Dogs Trust advises public against being #Dogfished

Dogs Trust is issuing advice to dog lovers on how to avoid being scammed into buying puppies which may not be what they seem, following a rise in demand for dogs during lockdown.

We are urging people to take the following steps to avoid being misled or "Dogfished" when buying a new puppy, as sellers can often falsify paperwork, offer discounts for a quick sale or lie about the health, age and breed of the dog.

Remember:

  • Always see puppy and mum together at their home and make sure to visit more than once.
  • Ask lots of questions and make sure you see all vital paperwork, such as a puppy contract – which gives lots of information about their parents, breed, health, diet, the puppy’s experiences and more.
  • If you have any doubts or feel pressured to buy, as hard as it may be, walk away and report the seller.
  • For more information and advice about how to avoid being misled when buying a puppy advertised online, search ‘Dogfished’ or visit www.dogstrust.org.uk/dogfished

Millions of us are working from home and Google searches for ‘buy a puppy’ increased by 120% in the month after lockdown was announced on 23 March. ‘Adopt a puppy’ saw an even bigger rise of 133% in online searches, according to data from Propellernet.

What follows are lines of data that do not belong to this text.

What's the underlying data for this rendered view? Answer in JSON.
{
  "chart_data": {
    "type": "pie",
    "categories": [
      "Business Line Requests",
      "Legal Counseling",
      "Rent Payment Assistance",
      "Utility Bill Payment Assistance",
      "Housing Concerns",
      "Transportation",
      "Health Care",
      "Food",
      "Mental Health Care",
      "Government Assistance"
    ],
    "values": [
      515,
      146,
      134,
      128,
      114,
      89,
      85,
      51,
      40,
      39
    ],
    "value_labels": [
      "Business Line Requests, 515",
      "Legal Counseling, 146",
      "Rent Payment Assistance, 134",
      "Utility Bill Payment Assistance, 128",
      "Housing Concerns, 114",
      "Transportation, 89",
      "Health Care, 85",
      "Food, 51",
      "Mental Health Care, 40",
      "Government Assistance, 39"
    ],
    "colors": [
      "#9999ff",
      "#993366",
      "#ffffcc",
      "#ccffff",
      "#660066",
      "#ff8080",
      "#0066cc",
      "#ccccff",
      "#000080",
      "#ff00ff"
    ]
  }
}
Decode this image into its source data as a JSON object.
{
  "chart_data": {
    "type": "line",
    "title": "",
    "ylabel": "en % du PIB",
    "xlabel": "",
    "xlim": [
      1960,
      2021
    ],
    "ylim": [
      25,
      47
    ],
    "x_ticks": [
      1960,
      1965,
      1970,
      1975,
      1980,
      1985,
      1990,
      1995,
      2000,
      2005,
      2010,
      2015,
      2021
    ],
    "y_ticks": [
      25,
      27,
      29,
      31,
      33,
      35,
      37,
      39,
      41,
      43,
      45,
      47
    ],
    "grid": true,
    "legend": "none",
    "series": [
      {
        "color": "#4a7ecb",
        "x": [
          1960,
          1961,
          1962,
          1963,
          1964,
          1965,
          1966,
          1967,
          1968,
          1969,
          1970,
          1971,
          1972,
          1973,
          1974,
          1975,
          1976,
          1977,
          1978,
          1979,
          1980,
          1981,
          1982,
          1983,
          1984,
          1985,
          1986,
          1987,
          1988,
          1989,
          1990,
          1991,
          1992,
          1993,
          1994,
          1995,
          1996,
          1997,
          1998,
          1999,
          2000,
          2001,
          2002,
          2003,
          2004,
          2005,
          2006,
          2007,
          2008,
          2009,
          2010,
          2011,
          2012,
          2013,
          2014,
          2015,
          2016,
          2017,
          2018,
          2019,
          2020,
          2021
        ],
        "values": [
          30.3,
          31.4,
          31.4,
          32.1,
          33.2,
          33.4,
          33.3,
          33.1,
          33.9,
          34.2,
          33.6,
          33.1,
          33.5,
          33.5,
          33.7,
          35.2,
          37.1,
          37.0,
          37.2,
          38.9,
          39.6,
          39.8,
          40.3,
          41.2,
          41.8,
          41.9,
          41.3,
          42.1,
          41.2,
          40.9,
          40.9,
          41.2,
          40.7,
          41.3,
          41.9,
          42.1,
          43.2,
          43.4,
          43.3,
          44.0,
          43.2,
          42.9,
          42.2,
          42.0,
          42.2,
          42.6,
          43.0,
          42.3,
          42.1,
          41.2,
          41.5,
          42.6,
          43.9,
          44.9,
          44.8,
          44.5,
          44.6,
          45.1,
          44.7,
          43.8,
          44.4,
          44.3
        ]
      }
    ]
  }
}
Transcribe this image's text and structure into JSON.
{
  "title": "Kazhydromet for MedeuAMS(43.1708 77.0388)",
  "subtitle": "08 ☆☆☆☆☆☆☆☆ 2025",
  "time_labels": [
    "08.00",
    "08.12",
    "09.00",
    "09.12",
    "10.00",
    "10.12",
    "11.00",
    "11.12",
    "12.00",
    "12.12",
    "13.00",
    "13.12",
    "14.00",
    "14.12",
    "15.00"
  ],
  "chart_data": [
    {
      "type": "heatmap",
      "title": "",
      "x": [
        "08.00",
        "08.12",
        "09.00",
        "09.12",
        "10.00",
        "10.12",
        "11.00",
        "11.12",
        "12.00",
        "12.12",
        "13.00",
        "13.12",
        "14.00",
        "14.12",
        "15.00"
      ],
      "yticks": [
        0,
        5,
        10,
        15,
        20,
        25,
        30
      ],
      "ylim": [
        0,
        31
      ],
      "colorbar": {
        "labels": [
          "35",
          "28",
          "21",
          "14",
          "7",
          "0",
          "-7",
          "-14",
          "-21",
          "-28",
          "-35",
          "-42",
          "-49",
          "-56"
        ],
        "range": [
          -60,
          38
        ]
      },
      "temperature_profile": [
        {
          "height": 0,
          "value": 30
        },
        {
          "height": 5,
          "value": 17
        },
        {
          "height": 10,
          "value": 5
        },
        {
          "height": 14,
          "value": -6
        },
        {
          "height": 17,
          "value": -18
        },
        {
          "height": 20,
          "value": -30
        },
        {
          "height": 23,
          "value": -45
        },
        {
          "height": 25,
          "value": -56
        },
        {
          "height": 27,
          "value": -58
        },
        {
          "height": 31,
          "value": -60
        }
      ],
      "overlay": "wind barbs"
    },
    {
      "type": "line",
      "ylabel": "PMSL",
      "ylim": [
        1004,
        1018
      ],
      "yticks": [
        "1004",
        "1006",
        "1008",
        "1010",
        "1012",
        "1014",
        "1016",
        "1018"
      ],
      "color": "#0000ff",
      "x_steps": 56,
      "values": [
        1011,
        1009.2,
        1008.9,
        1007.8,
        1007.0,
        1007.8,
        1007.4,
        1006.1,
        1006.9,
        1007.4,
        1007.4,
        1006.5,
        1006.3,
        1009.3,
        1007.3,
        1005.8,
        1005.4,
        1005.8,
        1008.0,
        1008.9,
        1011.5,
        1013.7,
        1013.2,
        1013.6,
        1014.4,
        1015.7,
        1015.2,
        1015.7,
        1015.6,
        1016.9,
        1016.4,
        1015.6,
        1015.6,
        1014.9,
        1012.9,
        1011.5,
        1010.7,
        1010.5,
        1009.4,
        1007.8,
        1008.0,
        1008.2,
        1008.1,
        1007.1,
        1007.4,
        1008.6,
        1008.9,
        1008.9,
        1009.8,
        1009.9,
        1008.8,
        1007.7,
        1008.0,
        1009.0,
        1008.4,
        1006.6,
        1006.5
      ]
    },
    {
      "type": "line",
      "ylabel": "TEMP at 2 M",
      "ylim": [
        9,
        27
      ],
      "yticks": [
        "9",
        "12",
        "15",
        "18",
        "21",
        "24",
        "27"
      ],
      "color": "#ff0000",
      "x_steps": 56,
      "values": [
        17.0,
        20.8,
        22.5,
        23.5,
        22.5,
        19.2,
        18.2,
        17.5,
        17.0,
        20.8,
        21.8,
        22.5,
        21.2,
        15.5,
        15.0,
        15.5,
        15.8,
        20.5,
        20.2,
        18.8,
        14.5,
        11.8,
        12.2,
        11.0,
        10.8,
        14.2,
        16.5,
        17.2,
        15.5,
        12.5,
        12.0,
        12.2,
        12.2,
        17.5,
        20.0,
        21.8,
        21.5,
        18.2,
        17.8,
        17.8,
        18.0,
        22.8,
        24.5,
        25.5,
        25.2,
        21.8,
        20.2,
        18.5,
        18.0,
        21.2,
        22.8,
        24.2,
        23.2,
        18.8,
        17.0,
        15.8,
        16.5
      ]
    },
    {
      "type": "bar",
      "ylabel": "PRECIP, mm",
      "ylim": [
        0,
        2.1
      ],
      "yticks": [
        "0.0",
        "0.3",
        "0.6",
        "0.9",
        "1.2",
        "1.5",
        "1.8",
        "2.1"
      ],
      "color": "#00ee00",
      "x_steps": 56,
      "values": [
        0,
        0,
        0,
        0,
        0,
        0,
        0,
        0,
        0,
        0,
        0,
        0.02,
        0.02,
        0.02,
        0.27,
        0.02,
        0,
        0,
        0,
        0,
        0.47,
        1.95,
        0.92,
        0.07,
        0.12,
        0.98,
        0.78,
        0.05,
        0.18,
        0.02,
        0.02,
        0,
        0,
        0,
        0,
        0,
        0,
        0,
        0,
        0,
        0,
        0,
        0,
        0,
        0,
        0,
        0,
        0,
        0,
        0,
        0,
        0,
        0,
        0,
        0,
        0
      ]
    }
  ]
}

Owen Sharp, Chief Executive at Dogs Trust, said: 

"People think they are getting a healthy, happy puppy but behind the curtain lurks the dark depths of the puppy smuggling trade and deceitful sellers who put profits before animal welfare.

"Many of these poor puppies suffer significant health conditions or lifelong behavioural challenges, and sadly some don’t survive, leaving their buyers helpless and heartbroken – as well as out of pocket.

"We want to advise the public on the action they can take to avoid being ‘dogfished’. Always see puppy and mum together at their home, ask lots of questions, check vital paperwork, and make sure to visit more than once. If it seems too good to be true, as hard as it is, walk away and report the seller."